I use the time to strip him of his liquor store uniform, wrinkling my nose at the stench of sour sweat wafting from the pit stains. I hide it among the many piles of dirty clothes, indistinguishable from the rest.
Lifting the first zip tie, I bind his hands behind his back and his ankles together. The gag comes next, a bandana pushed between his teeth and secured around the back of his head. I roll him like a log to the center of the plastic.
The blue veins in his neck pulse with each heartbeat, his carotid artery visible beneath thin skin. Such a fragile thing, life. So easy to interrupt.
Eighteen minutes after his collapse, Danny’s eyelids flutter, his consciousness returning.
I sit on the coffee table across from him, knife balanced on my knee within his view.
As Danny registers his position, confusion gives way to panic. He jerks, a violent attempt to sit up that ends with a pathetic twitch of his shoulders. One knee drags a useless inch over the plastic before falling still again.
A breath tears out of his chest, and he tries again, harder this time, but his body refuses to follow through, limbs shuddering instead of obeying.
His gaze snaps to me.
I don’t move.
The panic spikes fast after that. I can see it in the way his breathing turns shallow and frantic as he tests himself again, rolling his shoulders, straining his wrists, bucking his hips. The disconnect becomes more obvious with each effort. Power without coordination. Rage without leverage.
Good.
A muffled sound forces its way past the gag, somewhere between a growl and a plea. His neck cords stand out as he tries to gather himself to use Command.
Nothing happens.
The motor lock holds.
Satisfaction sweeps through me, the way it always does when preparation pays off. I wasn’t sure how good this stuff was, considering the source, but it was worth the cost.

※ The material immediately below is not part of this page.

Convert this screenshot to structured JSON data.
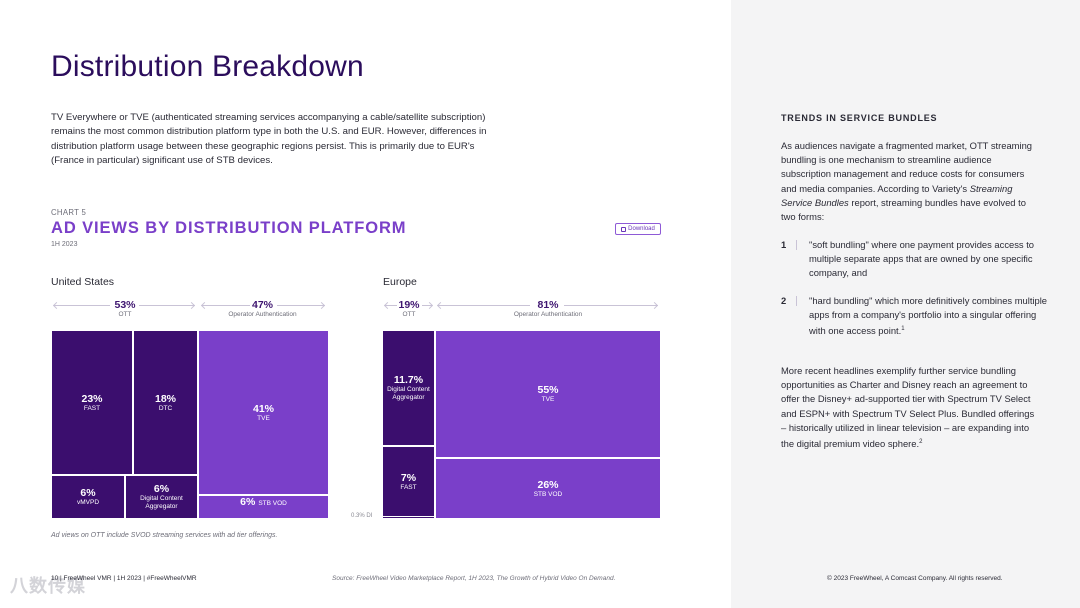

“I considered starting while you were unconscious,” I say, calm in a way that doesn’t match the inferno raging inside me. “But I want you to understand why this is happening.”
I shift the knife on my knee so the light catches on the sharp edge.
He mumbles, unintelligible through the gag.
I pull out the papers I’d torn from his notebook and hold them up for him to see. “You keep some interesting reading material.”
Fear replaces the panicked anger, and sweat beads on his forehead.
“There were sixteen entries before my sister.” I tuck the papers away again. “I came to make sure your claim on her dies with you, but it looks like I’m also performing a community service by removing some trash.”
Danny chokes on his gag, attempting to speak through it.
“Your explanations don’t interest me.” I stand upfrom the coffee table. “You’re a collector. A hunter. But you picked the wrong prey this time.”
His chest heaves with rapid breaths.
“My sister is sixteen,” I continue, each word enunciated to ensure he understands why this is happening. “She sold her suppressants for school supplies because I couldn’t afford both. And you used that vulnerability to take something from her that can never be given back.”
Danny tries to speak again, the fabric of the gag darkening with saliva as he works his jaw.
“You won’t be using Alpha Command on her again.” I unfold the knife, the blade catching the overhead light. “Or on anyone else.”
Tears leak down his temples.
I lean forward, balanced on the balls of my feet. “This is the first time I’ve dismembered someone. It might take a while.”
A high-pitched whine comes from him, and his eyes widen further, the whites visible all around his irises.